Dann erfährt Marie, dass sie schwanger ist. Ihre Familie und Freunde freuen sich, aber sie ist verzweifelt: Ist es nicht völlig klar, dass das Kind von ihrem Vergewaltiger sein muss? Als der kleine Thomas geboren ist, empfindet Marie nur Abneigung. Sie lässt den Säugling verwahrlosen und denkt darüber nach, wie sie ihn töten könnte. Nichts soll sie mehr an das schrecklichste Ereignis ihres Lebens erinnern.

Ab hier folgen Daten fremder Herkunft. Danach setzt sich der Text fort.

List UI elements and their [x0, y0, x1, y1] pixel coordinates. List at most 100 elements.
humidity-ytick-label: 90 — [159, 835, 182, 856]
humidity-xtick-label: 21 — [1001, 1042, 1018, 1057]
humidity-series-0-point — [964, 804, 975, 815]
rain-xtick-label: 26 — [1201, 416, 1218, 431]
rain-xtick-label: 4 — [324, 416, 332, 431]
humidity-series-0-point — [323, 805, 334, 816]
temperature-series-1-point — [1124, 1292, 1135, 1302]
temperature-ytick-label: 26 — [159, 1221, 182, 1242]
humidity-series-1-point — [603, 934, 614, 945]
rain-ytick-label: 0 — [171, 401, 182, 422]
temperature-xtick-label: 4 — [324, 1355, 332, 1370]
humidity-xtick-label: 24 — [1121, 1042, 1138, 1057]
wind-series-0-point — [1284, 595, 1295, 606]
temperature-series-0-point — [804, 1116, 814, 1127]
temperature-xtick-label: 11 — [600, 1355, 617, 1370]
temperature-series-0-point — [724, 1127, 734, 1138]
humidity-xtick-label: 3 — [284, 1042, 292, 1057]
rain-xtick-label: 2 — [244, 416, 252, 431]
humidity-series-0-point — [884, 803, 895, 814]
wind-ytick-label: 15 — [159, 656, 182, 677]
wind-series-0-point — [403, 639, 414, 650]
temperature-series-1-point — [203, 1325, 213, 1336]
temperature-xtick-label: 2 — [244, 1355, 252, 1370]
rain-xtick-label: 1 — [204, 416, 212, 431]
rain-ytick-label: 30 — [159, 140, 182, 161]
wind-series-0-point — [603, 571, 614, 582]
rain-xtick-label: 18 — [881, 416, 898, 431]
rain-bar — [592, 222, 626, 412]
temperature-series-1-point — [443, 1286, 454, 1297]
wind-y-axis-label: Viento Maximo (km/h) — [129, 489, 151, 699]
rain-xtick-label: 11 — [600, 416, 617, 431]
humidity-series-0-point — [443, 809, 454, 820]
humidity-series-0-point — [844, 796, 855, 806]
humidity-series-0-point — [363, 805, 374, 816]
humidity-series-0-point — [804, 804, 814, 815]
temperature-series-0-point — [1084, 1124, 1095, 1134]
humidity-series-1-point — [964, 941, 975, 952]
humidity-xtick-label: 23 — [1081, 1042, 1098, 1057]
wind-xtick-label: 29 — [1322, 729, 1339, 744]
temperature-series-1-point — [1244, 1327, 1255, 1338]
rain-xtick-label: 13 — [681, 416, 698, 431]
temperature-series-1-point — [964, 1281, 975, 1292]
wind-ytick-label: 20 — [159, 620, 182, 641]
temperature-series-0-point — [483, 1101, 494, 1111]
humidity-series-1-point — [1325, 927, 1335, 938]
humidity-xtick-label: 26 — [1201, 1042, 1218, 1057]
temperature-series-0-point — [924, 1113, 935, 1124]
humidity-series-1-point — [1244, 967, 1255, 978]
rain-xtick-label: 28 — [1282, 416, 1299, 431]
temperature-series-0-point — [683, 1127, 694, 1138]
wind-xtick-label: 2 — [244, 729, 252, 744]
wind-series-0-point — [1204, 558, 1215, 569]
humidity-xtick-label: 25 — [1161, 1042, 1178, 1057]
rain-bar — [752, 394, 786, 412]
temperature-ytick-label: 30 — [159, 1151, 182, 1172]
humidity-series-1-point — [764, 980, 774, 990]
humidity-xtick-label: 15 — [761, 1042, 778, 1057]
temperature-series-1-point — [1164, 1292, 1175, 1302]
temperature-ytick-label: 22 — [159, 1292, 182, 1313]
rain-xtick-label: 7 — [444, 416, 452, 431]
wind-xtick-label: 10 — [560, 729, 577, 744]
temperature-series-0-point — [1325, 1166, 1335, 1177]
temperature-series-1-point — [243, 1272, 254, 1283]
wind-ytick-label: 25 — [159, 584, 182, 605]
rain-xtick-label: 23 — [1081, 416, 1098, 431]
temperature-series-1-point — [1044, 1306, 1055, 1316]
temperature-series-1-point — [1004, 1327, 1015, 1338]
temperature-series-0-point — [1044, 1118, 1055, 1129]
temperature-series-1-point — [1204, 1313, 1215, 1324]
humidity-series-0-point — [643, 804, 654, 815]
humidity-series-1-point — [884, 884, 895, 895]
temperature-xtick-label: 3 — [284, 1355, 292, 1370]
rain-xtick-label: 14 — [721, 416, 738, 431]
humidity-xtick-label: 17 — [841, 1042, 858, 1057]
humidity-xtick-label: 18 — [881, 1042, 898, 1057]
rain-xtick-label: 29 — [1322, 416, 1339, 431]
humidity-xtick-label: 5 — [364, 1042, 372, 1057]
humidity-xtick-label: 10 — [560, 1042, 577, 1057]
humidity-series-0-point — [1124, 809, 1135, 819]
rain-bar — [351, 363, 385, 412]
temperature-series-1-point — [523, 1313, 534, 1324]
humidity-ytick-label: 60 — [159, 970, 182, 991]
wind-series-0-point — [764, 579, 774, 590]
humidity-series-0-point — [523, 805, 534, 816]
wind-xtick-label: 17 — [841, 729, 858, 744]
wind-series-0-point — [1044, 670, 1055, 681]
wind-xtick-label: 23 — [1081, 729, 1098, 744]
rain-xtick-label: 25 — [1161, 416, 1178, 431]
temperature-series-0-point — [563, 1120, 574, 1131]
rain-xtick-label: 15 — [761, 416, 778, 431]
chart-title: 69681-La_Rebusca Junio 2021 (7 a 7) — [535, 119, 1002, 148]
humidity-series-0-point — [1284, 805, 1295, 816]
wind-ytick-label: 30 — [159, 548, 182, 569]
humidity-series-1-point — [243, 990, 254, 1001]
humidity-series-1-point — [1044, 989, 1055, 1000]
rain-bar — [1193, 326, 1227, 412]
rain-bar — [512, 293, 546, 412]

Ihr ist mittlerweile alles Zwischenmenschliche fremd geworden. An ihrem Arbeitsplatz ist sie isoliert, und am Verhalten einiger Frauen glaubt sie ablesen zu können, dass diese ebenfalls wie sie vergewaltigt wurden. Sollte man da nicht zusammenhalten und sich gegenseitig unterstützen? Die Abwehr der Frauen deutet sie nicht als ihren Irrtum, sondern als eine Verstörung, wie sie selbst empfindet.

Laurent wird misstrauisch und bittet einen befreundeten Arzt heimlich, einen DNA-Test zu machen. Sollte seine Frau fremdgegangen sein? Durch einen Zufall erfährt Marie davon. Nun steht ihr Plan fest.
Der Arzt spricht das Testergebnis auf Laurents Mailbox, als dieser bereits um sein Leben ringt.

Lesen?

Scham ist über weite Strecken harte Kost. Bayards Schreibstil ist unmittelbar, hart und direkt, wodurch man in das Geschehen hineingezogen, aber gleichzeitig auch abgestoßen wird. Die Gewalt, die Marie angetan wird, stellt Bayard plastisch, aber ohne Effekthascherei dar.

Leseempfehlung? Wem die geschilderten Szenen möglicherweise zu nahe gehen, sollte das Buch eher nicht lesen. Das, was Marie widerfahren ist, geht an einem nicht spurlos vorüber. Bayard ist es gelungen, die Zerrissenheit in Marie sichtbar zu machen und zu erklären, warum diese keinen Weg gefunden hat, sich jemandem anzuvertrauen.

Scham ist 2020 im Paul Zsolnay Verlag erschienen und kostet als gebundenes Buch 22 Euro sowie als E-Book 16,99 Euro.